Bonjour, mon petit bien-aimé adoré et ravissant, bonjour, je suis heureuse, je t’aime. Ne t’inquiète pas des petits nuages qui paraissent à la surface, cela ne va pas au fond du cœur. Il m’est impossible d’être gaie quand je ne te vois pas. Tant que durera ton travail, mon cher bien-aimé, je tâcherai d’être forte et courageuse. Je serais au désespoir d’ajouter une fatigue inutile à ton pauvre cerveau. Aussi, mon cher petit Toto, je te supplie de ne pas t’occuper de moi tout le temps que tu travailles autrement que pour m’aimer et me donner le plus possible le bonheur de te voir.
Je suis toujours très bêtement occupée à souffrir. Je voudrais ne pas me mettre de sangsues aujourd’hui à cause de cette pauvre Claire, mais je souffre beaucoup et j’ai passé une bien mauvaise nuit. Ce n’est ni dangereux, ni inquiétant, ce n’est que très douloureux et très absurde. Aussi je geins d’un côté et je me moque de moi de l’autre. Mais, somme toute, je ne suis pas très drôle. Tu as laissé perdre tes fraises, mon pauvre bien-aimé. Cependant cela t’aurait fait beaucoup de bien si tu avais pu les manger. Ce soir tu en auras d’autres. Il faudra absolument venir les manger pour me faire du bien. En attendant, je t’aime, je te baise, je t’adore et puis je recommence sans interruption jusqu’à la fin de mes jours.

Juliette

BnF, Mss, NAF 16360, f. 11-12
Transcription de Jeanne Stranart assistée de Florence Naugrette


6 juillet [1845], dimanche après-midi, 2 h. ½

Cher adoré bien-aimé, je t’ai vu, cela a suffi pour me donner un rayon de joie et de bonheur. Il me semble même que je souffre moins. C’est si bon de te voir, il me semble que c’est le bon Dieu qui me sourit. Peut-être me coucherai-je tout à l’heure. Dans tous les cas, je ne veux pas mettre de sangsues aujourd’hui. Ce serait un triste régal pour ma pauvre péronnelle. Demain, si je suis toujours dans le même état, je me ferai cette petite opération charmante. En attendant, je suis très patraque et très ridicule. Je n’avais pas besoin de ce petit renfort pour le paraître plus que je ne veux. Enfin ce n’est pas de ma faute. C’est peut-être un peu celle de M. Paillard, mais je lui pardonne en faveur de l’intention qui était tout obligeante pour toi. Jour, Toto, Clairette lit Le Rhin à force. Cette pauvre enfant voudrait bien être appelée bientôt et d’un autre côté elle redoute ce moment à l’excès [1]. Moi je n’ose plus me servir de ton influence pour hâter ce moment. Cela m’a trop mal réussi jusqu’à présent [2]. Je laisse aller la chose d’elle-même et puis je t’aime de toute mon âme.

Juliette

BnF, Mss, NAF 16360, f. 13-14
Transcription de Jeanne Stranart assistée de Florence Naugrette

Notes

[1Claire attend d’être de nouveau convoquée pour passer l’examen d’institutrice. Elle avait été convoquée le 5 juin, mais ayant mal lu sa convocation, elle arriva en retard et ne put se présenter. Elle fut de nouveau convoquée le 12 juin où elle échoua. Elle passera une nouvelle fois l’examen en février et mars 1846.

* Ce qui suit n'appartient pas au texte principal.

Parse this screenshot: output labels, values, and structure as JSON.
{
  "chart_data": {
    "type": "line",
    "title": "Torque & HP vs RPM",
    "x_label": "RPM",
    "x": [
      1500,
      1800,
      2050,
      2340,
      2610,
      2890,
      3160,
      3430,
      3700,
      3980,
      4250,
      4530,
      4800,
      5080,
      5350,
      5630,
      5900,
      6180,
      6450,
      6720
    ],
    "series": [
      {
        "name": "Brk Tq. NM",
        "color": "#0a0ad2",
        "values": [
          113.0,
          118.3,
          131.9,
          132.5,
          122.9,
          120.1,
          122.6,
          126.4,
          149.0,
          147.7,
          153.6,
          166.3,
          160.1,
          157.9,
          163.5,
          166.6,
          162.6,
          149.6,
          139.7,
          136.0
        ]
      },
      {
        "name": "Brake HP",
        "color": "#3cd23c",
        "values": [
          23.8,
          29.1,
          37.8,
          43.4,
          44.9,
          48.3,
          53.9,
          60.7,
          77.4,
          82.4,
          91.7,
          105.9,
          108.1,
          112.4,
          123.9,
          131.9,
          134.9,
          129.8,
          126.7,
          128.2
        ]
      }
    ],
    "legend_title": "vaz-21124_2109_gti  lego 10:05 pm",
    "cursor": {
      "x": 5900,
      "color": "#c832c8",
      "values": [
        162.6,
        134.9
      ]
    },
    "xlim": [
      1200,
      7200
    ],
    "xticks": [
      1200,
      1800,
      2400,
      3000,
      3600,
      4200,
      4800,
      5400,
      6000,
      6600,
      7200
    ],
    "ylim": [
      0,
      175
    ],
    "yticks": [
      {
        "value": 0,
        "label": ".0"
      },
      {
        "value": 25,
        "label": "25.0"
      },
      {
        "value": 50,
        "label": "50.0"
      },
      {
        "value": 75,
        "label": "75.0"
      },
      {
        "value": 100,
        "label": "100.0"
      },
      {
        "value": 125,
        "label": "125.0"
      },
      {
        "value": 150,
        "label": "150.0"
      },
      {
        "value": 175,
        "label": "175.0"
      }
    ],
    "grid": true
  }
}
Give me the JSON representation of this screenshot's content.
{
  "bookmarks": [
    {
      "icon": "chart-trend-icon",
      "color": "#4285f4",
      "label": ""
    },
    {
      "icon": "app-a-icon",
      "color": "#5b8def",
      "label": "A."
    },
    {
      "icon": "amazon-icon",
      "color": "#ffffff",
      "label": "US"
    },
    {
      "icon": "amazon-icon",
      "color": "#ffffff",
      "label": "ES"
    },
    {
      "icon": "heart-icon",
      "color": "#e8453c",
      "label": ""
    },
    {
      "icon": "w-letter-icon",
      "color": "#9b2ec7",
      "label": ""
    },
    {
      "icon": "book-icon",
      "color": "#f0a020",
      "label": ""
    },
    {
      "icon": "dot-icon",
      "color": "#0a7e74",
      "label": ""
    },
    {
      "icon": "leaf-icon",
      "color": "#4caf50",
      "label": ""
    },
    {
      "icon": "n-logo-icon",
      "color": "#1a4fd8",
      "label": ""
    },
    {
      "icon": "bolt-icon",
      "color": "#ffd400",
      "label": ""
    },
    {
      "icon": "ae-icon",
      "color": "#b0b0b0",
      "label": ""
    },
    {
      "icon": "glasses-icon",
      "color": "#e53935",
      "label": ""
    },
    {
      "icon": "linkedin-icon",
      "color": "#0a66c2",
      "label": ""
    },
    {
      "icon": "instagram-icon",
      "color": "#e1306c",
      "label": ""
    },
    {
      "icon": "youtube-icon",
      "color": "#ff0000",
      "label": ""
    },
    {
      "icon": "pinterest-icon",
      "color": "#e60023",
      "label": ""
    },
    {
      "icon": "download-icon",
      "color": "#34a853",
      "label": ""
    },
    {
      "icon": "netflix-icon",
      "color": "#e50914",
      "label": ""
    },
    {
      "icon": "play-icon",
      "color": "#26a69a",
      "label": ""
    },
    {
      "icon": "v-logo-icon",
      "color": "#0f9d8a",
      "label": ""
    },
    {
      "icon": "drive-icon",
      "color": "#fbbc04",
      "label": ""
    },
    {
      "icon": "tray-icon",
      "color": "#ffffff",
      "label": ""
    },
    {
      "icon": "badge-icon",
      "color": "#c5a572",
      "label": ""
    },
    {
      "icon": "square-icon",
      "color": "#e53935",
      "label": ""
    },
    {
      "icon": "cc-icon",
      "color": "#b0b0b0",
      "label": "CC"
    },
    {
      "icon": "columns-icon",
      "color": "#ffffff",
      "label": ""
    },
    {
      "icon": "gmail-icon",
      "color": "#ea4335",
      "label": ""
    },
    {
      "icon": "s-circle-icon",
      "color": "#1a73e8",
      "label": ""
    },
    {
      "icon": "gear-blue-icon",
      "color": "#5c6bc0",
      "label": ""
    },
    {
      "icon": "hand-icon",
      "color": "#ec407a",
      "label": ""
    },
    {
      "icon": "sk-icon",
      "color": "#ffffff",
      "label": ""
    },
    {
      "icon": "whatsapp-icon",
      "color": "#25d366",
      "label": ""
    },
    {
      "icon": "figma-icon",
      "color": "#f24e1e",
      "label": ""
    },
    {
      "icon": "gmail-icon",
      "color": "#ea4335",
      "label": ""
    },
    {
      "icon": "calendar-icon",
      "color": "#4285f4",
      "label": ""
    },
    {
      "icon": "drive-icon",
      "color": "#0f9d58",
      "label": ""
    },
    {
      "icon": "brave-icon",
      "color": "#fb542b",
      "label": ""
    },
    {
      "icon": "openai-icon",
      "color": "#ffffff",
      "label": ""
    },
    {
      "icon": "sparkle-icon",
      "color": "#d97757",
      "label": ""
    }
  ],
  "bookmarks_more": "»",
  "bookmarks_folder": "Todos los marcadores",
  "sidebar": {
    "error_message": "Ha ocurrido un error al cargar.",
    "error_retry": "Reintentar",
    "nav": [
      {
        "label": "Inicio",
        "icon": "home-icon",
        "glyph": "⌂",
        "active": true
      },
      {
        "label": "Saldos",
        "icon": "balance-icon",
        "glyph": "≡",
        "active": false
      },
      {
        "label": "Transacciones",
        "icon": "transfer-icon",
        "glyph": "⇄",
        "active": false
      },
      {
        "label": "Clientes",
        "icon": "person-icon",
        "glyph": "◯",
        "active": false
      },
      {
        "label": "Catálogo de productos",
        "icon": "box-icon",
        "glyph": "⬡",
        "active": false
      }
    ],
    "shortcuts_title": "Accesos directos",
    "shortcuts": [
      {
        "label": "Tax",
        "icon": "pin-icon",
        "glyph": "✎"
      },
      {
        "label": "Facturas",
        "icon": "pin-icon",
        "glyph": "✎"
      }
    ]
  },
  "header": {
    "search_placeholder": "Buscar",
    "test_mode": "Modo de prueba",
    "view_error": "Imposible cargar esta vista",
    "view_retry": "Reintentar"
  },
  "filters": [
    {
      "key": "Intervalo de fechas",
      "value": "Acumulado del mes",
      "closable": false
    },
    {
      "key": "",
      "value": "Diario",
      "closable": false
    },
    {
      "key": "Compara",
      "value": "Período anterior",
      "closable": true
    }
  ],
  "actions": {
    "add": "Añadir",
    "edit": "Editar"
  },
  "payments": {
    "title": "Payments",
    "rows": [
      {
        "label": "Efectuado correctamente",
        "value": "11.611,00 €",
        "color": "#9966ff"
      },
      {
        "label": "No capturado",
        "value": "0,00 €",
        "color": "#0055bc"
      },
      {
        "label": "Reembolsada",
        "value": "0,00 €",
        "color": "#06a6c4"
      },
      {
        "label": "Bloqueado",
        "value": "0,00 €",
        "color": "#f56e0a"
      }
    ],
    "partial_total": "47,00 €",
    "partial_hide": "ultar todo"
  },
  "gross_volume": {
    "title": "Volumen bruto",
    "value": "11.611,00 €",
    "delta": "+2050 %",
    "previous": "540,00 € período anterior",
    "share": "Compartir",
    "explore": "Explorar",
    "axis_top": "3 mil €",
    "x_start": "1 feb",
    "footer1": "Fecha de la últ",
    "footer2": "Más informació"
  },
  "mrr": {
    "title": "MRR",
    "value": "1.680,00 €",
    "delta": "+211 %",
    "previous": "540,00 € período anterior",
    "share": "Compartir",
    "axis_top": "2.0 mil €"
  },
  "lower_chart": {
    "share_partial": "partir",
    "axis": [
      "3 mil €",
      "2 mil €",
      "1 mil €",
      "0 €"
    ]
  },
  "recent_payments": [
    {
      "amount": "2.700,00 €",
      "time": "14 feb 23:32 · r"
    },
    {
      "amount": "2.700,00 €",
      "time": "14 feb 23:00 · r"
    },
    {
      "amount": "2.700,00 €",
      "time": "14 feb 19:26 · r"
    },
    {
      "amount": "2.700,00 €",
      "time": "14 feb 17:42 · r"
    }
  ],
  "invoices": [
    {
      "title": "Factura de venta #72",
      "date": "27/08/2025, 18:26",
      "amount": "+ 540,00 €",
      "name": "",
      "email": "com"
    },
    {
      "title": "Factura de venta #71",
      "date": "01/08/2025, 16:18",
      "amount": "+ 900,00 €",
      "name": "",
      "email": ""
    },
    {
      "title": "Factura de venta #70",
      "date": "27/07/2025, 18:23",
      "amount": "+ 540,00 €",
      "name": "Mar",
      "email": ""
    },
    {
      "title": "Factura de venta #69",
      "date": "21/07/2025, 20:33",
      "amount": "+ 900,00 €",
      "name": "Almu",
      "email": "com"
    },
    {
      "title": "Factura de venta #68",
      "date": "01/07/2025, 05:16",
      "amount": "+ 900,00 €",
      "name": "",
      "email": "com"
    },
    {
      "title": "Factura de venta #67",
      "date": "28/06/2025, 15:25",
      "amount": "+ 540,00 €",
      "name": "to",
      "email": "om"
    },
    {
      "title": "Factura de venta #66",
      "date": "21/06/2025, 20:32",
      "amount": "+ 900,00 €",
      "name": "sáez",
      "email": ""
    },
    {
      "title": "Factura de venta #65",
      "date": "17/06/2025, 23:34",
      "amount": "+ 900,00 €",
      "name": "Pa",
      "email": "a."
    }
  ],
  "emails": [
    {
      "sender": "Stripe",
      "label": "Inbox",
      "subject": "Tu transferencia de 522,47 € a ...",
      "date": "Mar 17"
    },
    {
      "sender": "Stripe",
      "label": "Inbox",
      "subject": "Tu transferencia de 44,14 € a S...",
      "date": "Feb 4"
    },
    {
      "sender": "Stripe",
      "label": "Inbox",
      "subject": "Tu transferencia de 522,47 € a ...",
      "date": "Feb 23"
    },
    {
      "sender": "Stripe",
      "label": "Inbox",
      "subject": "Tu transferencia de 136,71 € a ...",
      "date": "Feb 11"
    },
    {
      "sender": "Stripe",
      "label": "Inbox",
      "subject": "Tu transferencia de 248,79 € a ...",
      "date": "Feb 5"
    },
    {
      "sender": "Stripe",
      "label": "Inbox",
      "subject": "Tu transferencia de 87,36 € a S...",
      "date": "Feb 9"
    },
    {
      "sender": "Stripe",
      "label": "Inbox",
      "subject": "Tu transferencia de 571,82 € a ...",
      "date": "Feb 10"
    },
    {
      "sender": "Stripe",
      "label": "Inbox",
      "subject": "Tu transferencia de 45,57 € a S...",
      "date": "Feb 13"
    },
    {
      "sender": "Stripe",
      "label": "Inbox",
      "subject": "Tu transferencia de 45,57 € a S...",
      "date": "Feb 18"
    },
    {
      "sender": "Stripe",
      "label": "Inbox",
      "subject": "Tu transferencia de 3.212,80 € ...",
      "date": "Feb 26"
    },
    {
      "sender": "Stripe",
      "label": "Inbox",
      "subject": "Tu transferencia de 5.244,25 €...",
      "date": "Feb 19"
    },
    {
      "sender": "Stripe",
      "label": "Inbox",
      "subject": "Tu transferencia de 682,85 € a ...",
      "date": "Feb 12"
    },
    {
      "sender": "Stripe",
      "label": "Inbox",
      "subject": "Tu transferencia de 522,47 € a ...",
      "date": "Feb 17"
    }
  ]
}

[2Victor Hugo avait fait appel à des connaissances, MM. Varin et Dumouchel, pour être les répétiteurs de Claire. M. Dumouchel, comme l’écrit Juliette dans une lettre du 5 juin 1845, avait tout fait pour la réussite de Claire : « M. Dumouchel a essayé de faire consentir à ce qu’on lui fît recommencer la dictée, mais sans succès, ce que je comprends de reste, quoique cela me fâche et me vexe beaucoup. Ce pauvre monsieur a fait tout ce qui dépendait de lui pour faciliter le succès de cette stupide fille et voilà le résultat : il a été probablement et, cette fois comme toujours, le mieux aura été l’ennemi du bien, jusqu’à avancer la séance de deux heures pour éviter l’examinateur si rigide que Claire redoutait. On a été jusqu’à accorder une faute de plus par dictée, CE QUI NE S’ÉTAIT JAMAIS VU. Et tout cela en pure perte. »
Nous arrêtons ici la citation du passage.